Including one other layer of complexity is the core subject of lane capability. The Fremont Bridge is considered one of Seattle’s most extreme site visitors bottlenecks. With solely two lanes in every course and three main arterials from the south — Westlake and Dexter avenues and Nickerson Avenue — and 4 main arterials to the north — North thirty fourth and thirty fifth streets, Fremont Avenue North and Leary Means that land straight at its base — there is no such thing as a bodily house for enlargement. In contrast to the neighboring College and Ballard bridges, the bridge’s brief decking supplies solely restricted loading capability. Each time the Fremont Bridge opens, all site visitors stops.
This isn’t an anti-bus op-ed. Our neighborhood helps and welcomes most features of the Route 40 Transit-Plus Multimodal Corridor project. Upgrades to curb ramps and pedestrian crossings will enhance security and accessibility. The addition of a safer bike connection heading north on Fremont is a optimistic and wanted step for safer journey. We wish a powerful and wholesome bus community to be a key a part of our transportation choices. Nevertheless, the proposal to create a full-time bus-only lane within the Fremont core will trigger vital impacts that we consider haven’t been totally addressed. Chopping the capability for basic site visitors will inevitably improve congestion and hinder freight, emergency response and native car motion. Neighborhoods from Ballard to South Lake Union depend upon this route, and the ensuing gridlock will create ripple results all through the whole hall. Elevated congestion and restricted entry may also hurt our small enterprise neighborhood by discouraging prospects, delaying important deliveries and threatening livelihoods, particularly in an space already going through ongoing building challenges and diminished parking choices. A transit plan that ignores Fremont’s realities is a plan destined to stall.

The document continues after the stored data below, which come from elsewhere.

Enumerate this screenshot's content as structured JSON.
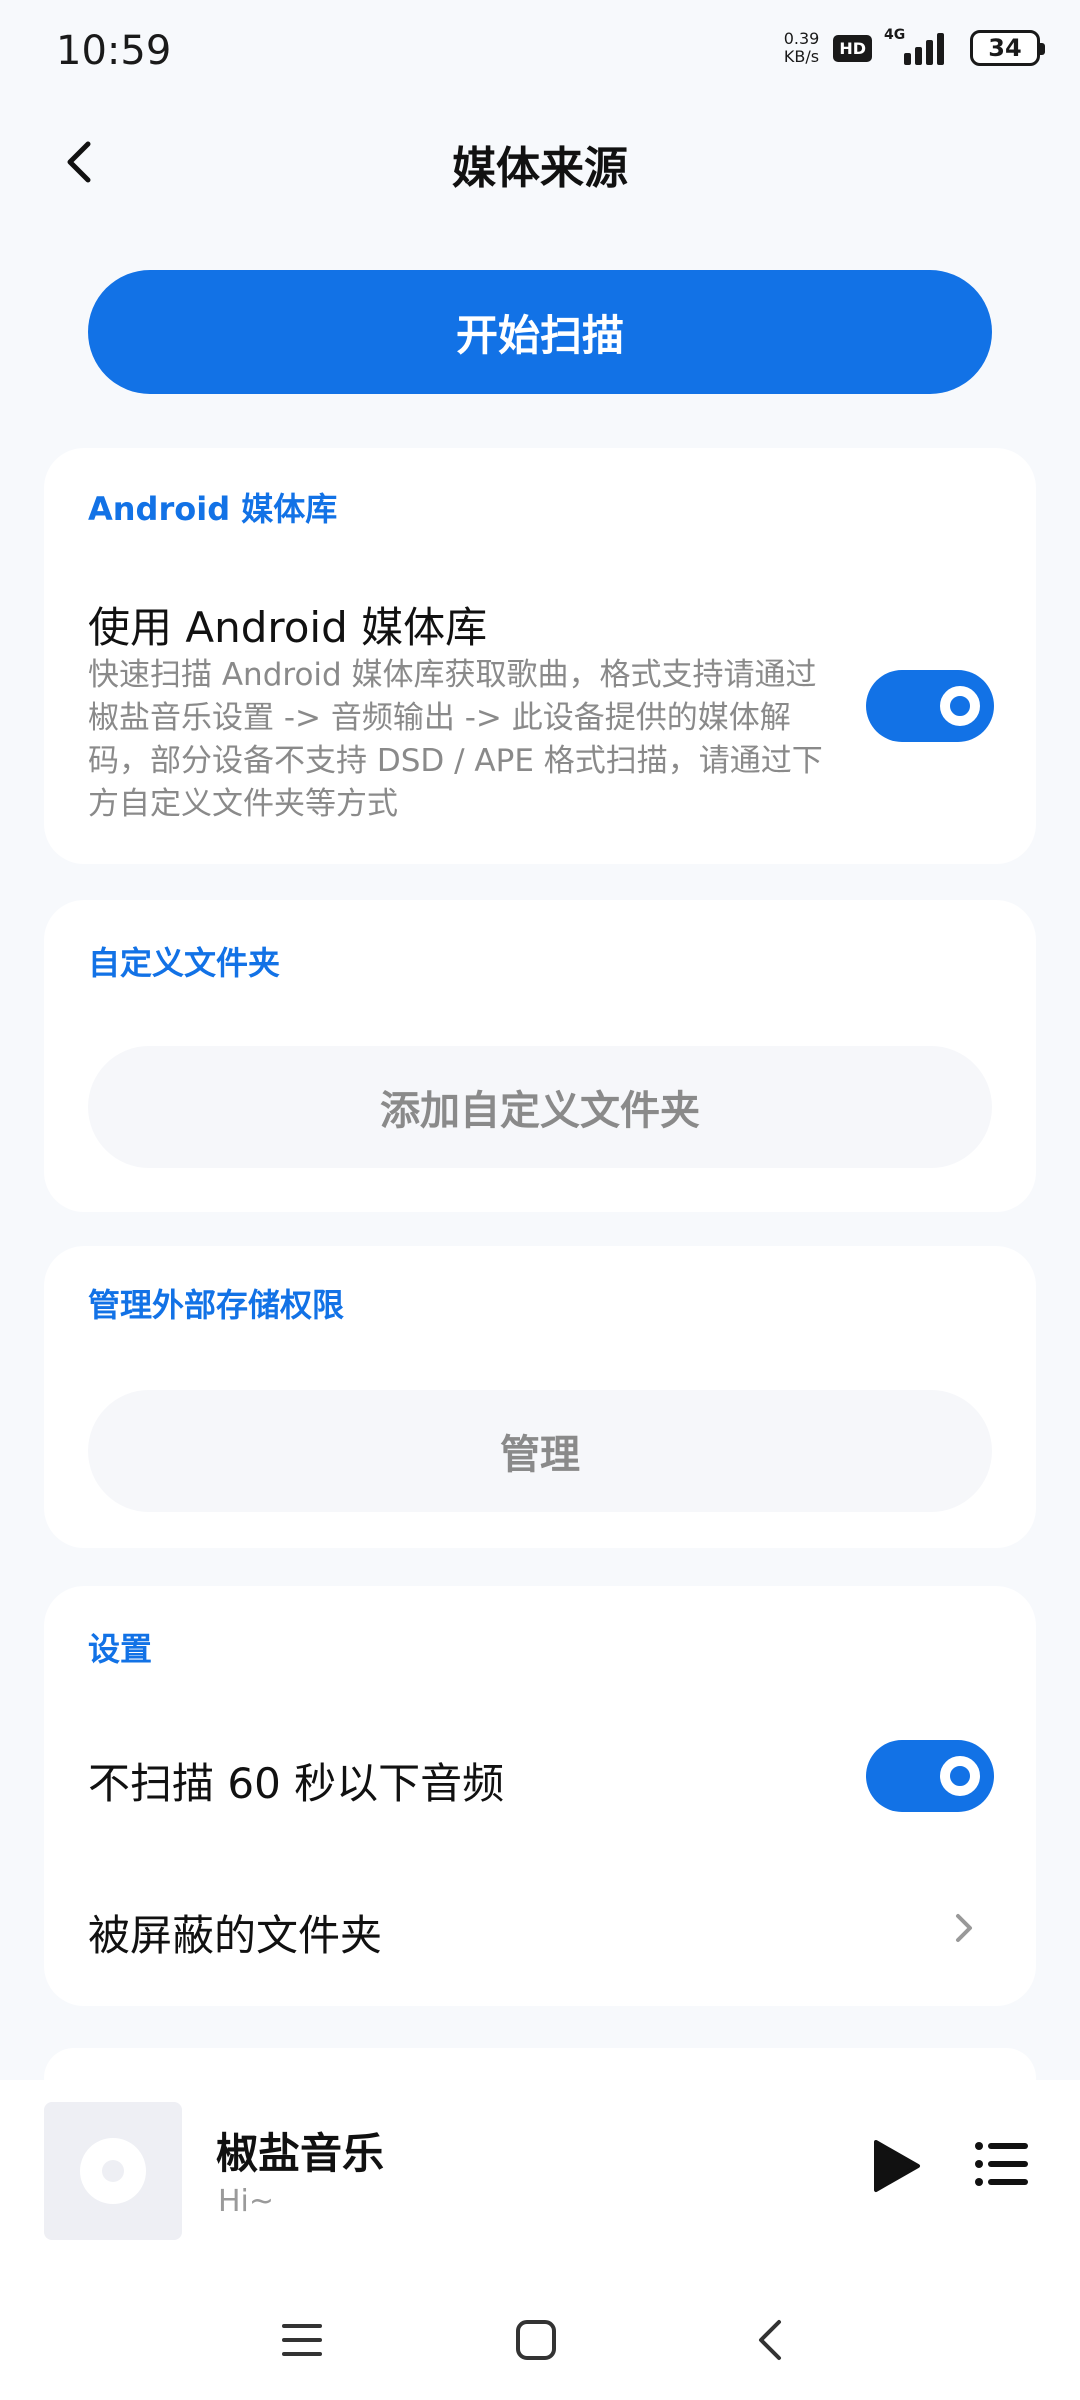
{
  "status": {
    "time": "10:59",
    "net_speed_value": "0.39",
    "net_speed_unit": "KB/s",
    "hd": "HD",
    "network": "4G",
    "battery": "34"
  },
  "header": {
    "title": "媒体来源"
  },
  "scan_button": "开始扫描",
  "android_card": {
    "title": "Android 媒体库",
    "row_title": "使用 Android 媒体库",
    "row_desc": "快速扫描 Android 媒体库获取歌曲，格式支持请通过椒盐音乐设置 -> 音频输出 -> 此设备提供的媒体解码，部分设备不支持 DSD / APE 格式扫描，请通过下方自定义文件夹等方式",
    "toggle_on": true
  },
  "custom_folder_card": {
    "title": "自定义文件夹",
    "button": "添加自定义文件夹"
  },
  "storage_card": {
    "title": "管理外部存储权限",
    "button": "管理"
  },
  "settings_card": {
    "title": "设置",
    "skip_short_audio": "不扫描 60 秒以下音频",
    "skip_short_audio_on": true,
    "blocked_folders": "被屏蔽的文件夹"
  },
  "player": {
    "title": "椒盐音乐",
    "subtitle": "Hi~"
  },
  "colors": {
    "accent": "#1272e6",
    "background": "#f7f9fc",
    "card": "#ffffff",
    "secondary_text": "#8a8a8a"
  }
}
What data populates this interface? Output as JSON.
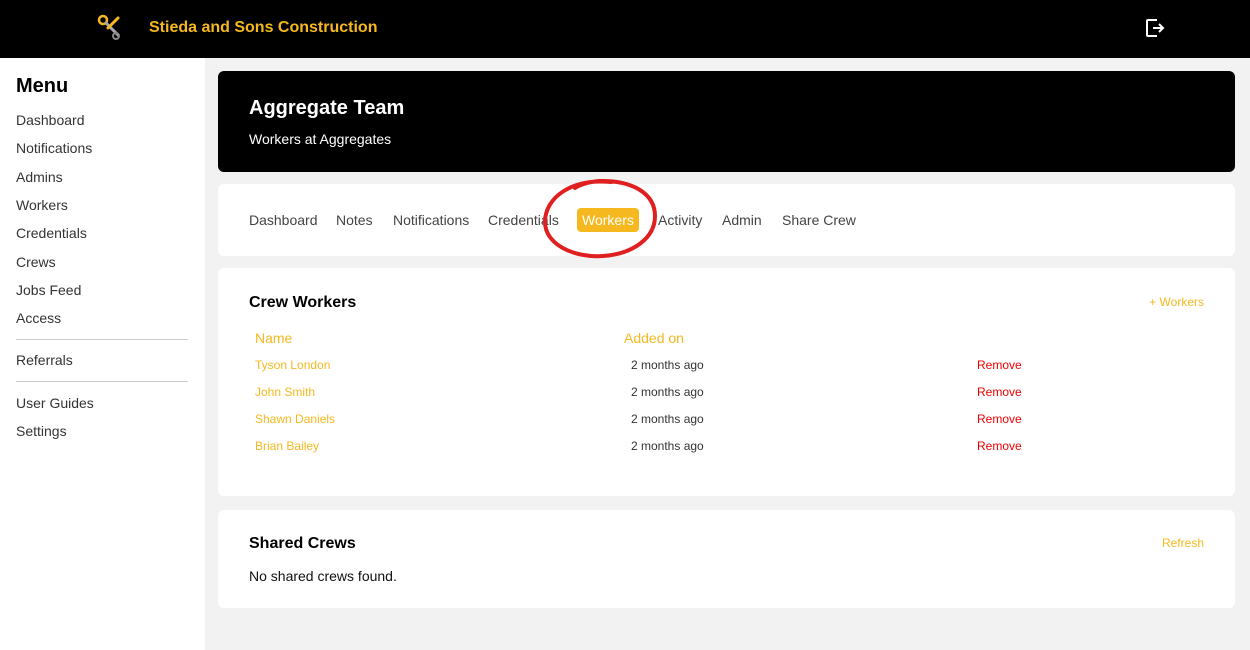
{
  "header": {
    "brand": "Stieda and Sons Construction",
    "logo_icon": "wrench-scissors-icon",
    "logout_icon": "logout-icon",
    "accent": "#f5b91f"
  },
  "sidebar": {
    "title": "Menu",
    "items": [
      {
        "label": "Dashboard"
      },
      {
        "label": "Notifications"
      },
      {
        "label": "Admins"
      },
      {
        "label": "Workers"
      },
      {
        "label": "Credentials"
      },
      {
        "label": "Crews"
      },
      {
        "label": "Jobs Feed"
      },
      {
        "label": "Access"
      },
      {
        "label": "Referrals"
      },
      {
        "label": "User Guides"
      },
      {
        "label": "Settings"
      }
    ]
  },
  "hero": {
    "title": "Aggregate Team",
    "subtitle": "Workers at Aggregates"
  },
  "tabs": {
    "items": [
      {
        "label": "Dashboard"
      },
      {
        "label": "Notes"
      },
      {
        "label": "Notifications"
      },
      {
        "label": "Credentials"
      },
      {
        "label": "Workers",
        "active": true
      },
      {
        "label": "Activity"
      },
      {
        "label": "Admin"
      },
      {
        "label": "Share Crew"
      }
    ],
    "annotation_color": "#e02020"
  },
  "crew_workers": {
    "title": "Crew Workers",
    "add_label": "+ Workers",
    "columns": {
      "name": "Name",
      "added_on": "Added on"
    },
    "rows": [
      {
        "name": "Tyson London",
        "added": "2 months ago",
        "action": "Remove"
      },
      {
        "name": "John Smith",
        "added": "2 months ago",
        "action": "Remove"
      },
      {
        "name": "Shawn Daniels",
        "added": "2 months ago",
        "action": "Remove"
      },
      {
        "name": "Brian Bailey",
        "added": "2 months ago",
        "action": "Remove"
      }
    ]
  },
  "shared_crews": {
    "title": "Shared Crews",
    "refresh_label": "Refresh",
    "empty_text": "No shared crews found."
  }
}
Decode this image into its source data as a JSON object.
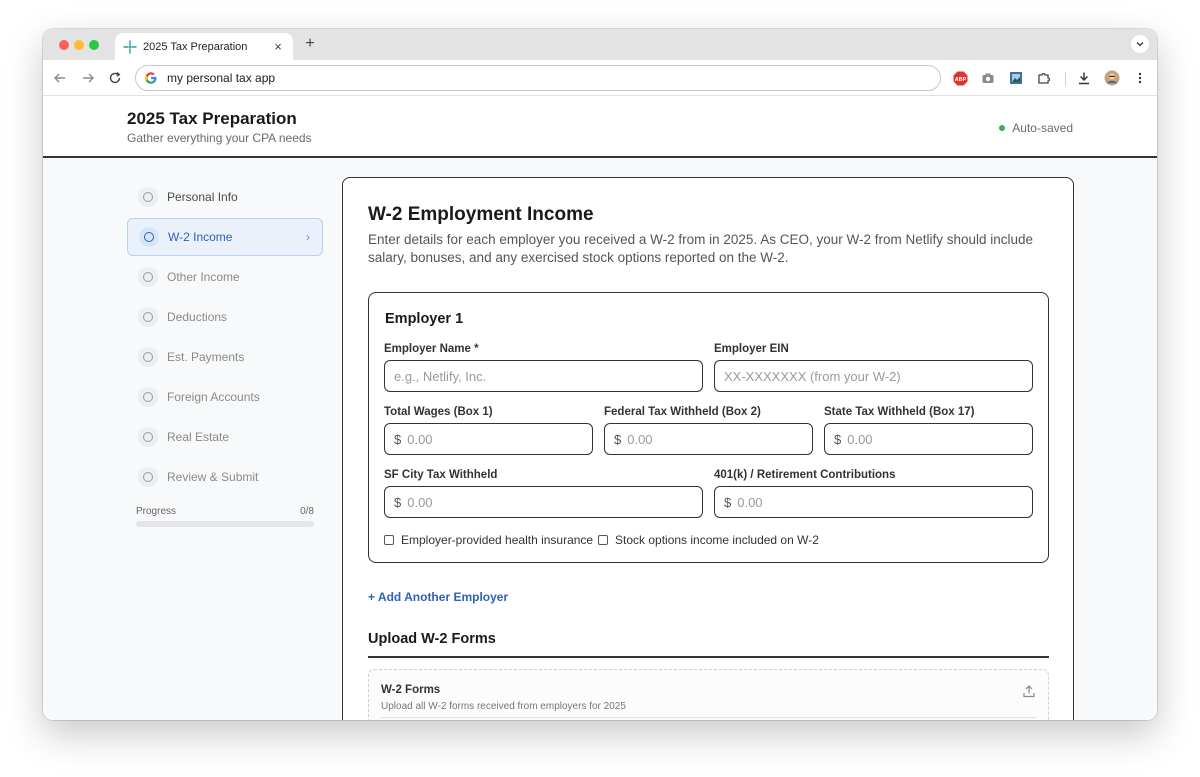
{
  "browser": {
    "tab_title": "2025 Tax Preparation",
    "address": "my personal tax app"
  },
  "header": {
    "title": "2025 Tax Preparation",
    "subtitle": "Gather everything your CPA needs",
    "status": "Auto-saved",
    "status_color": "#37b24d"
  },
  "sidebar": {
    "items": [
      {
        "label": "Personal Info"
      },
      {
        "label": "W-2 Income",
        "active": true
      },
      {
        "label": "Other Income"
      },
      {
        "label": "Deductions"
      },
      {
        "label": "Est. Payments"
      },
      {
        "label": "Foreign Accounts"
      },
      {
        "label": "Real Estate"
      },
      {
        "label": "Review & Submit"
      }
    ],
    "progress_label": "Progress",
    "progress_count": "0/8",
    "progress_fraction": 0
  },
  "main": {
    "title": "W-2 Employment Income",
    "description": "Enter details for each employer you received a W-2 from in 2025. As CEO, your W-2 from Netlify should include salary, bonuses, and any exercised stock options reported on the W-2.",
    "employer": {
      "title": "Employer 1",
      "fields": {
        "name": {
          "label": "Employer Name *",
          "placeholder": "e.g., Netlify, Inc."
        },
        "ein": {
          "label": "Employer EIN",
          "placeholder": "XX-XXXXXXX (from your W-2)"
        },
        "wages": {
          "label": "Total Wages (Box 1)",
          "currency": "$",
          "placeholder": "0.00"
        },
        "federal": {
          "label": "Federal Tax Withheld (Box 2)",
          "currency": "$",
          "placeholder": "0.00"
        },
        "state": {
          "label": "State Tax Withheld (Box 17)",
          "currency": "$",
          "placeholder": "0.00"
        },
        "city": {
          "label": "SF City Tax Withheld",
          "currency": "$",
          "placeholder": "0.00"
        },
        "retirement": {
          "label": "401(k) / Retirement Contributions",
          "currency": "$",
          "placeholder": "0.00"
        }
      },
      "checkboxes": {
        "health": "Employer-provided health insurance",
        "stock": "Stock options income included on W-2"
      }
    },
    "add_employer": "+ Add Another Employer",
    "upload": {
      "section_title": "Upload W-2 Forms",
      "box_title": "W-2 Forms",
      "box_subtitle": "Upload all W-2 forms received from employers for 2025"
    }
  },
  "colors": {
    "accent": "#2f62b5",
    "active_bg": "#eaf1fb",
    "border_dark": "#333333"
  }
}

Fremont isn’t opposed to vary. Our neighborhood has lengthy championed revolutionary and inclusive infrastructure options. However on this case, we urge metropolis leaders to rethink the proposed bus-only lane and as a substitute pursue methods that adapt to Fremont’s distinctive property and limitations, quite than imposing a one-size-fits-all strategy. In spite of everything, nobody desires the Heart of the Universe to break down underneath its personal gravity.
Editor’s notice: The headline on this story has been up to date to replicate the place the bus lane is proposed.